今回は、母の胃ろう手術を決断するに至るまでの心境を語る。
胃ろうについて寄せられた
何通もの手紙
「ペコロス」は、小玉ねぎを意味する著者、岡野氏の愛称。コミックエッセイとして描かれた40歳で故郷長崎にUターンした漫画家(62歳)と認知症の母(89歳)の、温かく笑えながらも、どこか切ない家族の物語。多くの人の共感を呼び、NHKでドキュメンタリー番組が放映されるなど、多数のメディアで取り上げられ、実写映画化も決定している。
母は入院しました。
そして翌日すぐに胃ろうの手術が行われました。
待つ間、瞬きもせずジッと息子の頭を見つめる母の横で2時間ほど、Y新聞の取材を受けました。

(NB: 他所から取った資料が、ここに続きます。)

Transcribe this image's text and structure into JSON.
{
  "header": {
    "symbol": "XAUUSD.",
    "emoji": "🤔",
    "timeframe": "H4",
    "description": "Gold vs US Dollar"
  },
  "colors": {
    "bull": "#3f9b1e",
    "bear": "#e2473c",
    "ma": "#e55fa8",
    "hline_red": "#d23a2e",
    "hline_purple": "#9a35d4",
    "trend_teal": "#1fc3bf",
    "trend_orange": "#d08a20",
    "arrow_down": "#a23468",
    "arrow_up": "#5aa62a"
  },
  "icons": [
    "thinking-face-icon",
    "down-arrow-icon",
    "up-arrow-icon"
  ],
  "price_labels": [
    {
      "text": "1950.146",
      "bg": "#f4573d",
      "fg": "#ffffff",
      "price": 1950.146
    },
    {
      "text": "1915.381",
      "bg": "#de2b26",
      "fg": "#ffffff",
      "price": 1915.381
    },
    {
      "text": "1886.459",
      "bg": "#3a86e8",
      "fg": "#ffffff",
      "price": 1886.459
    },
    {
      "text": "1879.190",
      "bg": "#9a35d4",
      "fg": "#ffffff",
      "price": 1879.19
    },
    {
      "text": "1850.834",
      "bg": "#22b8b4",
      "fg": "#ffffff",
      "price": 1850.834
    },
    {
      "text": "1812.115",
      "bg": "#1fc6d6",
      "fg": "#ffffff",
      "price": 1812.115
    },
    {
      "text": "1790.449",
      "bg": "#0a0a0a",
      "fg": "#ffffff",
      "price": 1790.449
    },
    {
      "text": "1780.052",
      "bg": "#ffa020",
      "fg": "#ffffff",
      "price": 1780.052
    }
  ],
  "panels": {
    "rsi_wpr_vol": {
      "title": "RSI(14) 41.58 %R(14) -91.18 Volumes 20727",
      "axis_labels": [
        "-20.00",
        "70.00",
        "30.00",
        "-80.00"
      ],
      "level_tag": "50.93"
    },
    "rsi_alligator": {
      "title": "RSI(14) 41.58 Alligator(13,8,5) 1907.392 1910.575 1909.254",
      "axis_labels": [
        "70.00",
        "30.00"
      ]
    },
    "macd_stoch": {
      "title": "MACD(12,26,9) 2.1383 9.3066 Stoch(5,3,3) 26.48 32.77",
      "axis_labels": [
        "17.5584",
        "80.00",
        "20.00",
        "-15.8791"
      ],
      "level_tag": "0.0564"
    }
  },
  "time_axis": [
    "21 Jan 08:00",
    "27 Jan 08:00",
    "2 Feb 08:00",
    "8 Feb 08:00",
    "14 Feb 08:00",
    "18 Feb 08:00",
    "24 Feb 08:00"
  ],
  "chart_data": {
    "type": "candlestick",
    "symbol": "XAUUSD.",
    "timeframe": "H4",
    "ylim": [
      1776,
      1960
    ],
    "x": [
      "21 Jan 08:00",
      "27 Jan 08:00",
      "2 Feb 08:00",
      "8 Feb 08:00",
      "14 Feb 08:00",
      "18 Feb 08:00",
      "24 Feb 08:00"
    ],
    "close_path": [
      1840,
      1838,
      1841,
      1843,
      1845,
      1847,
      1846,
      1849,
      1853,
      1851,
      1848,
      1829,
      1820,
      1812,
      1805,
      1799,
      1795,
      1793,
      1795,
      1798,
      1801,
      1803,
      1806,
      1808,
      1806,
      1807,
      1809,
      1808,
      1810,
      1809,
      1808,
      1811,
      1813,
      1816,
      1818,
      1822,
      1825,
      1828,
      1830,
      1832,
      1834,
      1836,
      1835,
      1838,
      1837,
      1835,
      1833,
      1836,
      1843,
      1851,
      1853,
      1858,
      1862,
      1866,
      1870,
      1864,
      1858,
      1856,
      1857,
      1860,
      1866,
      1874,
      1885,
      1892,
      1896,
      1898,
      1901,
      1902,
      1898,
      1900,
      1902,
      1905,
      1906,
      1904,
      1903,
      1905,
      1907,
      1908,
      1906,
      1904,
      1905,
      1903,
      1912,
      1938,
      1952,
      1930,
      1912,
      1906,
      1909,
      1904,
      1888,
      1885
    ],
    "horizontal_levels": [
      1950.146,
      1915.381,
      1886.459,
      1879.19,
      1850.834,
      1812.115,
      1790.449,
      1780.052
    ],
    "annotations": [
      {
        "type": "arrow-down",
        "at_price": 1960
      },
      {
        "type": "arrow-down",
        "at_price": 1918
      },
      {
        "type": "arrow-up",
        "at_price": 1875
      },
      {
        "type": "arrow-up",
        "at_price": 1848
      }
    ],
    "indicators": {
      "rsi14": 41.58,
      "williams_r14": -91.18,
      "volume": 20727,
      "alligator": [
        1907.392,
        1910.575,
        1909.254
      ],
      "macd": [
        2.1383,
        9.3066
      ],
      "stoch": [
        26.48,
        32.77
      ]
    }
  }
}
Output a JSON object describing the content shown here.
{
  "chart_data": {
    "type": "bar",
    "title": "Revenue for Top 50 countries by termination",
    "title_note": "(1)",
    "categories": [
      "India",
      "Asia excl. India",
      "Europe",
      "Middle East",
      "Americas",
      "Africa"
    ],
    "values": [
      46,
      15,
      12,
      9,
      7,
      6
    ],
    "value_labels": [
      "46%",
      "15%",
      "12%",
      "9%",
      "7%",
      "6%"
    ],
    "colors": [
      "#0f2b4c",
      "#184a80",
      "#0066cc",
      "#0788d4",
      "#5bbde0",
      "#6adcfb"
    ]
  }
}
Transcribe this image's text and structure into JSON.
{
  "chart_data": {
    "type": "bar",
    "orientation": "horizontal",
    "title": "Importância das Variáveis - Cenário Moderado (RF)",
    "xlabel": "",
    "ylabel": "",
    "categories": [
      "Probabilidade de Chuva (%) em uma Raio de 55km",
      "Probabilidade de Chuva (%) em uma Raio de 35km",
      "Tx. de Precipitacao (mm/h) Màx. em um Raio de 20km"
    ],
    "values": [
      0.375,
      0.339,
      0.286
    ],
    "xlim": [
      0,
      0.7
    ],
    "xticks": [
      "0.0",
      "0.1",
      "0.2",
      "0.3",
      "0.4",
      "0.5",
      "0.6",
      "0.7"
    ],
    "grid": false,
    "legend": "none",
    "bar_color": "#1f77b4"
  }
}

記者の方が駅前でチャンポンを食べて空港行きのバスに飛び乗る頃、母はベッドに横たわったまま個室を出ました。
手術室ではなく内視鏡室で15分、待つ間もなく造成術は終わり、母の小さく横たわるベッドは小舟のように、白く長い廊下に漕ぎ出て個室に戻りました。何事もなかったように母は僕の頭を見つめています。
家に帰ると何通かの郵便物が届いていて、その中に北海道からの封筒が入っていました。北海道新聞に載った僕の記事の中で、迷ってる母の胃ろうの件へ反応して送られた手紙を新聞社が僕に届けてくれたものでした。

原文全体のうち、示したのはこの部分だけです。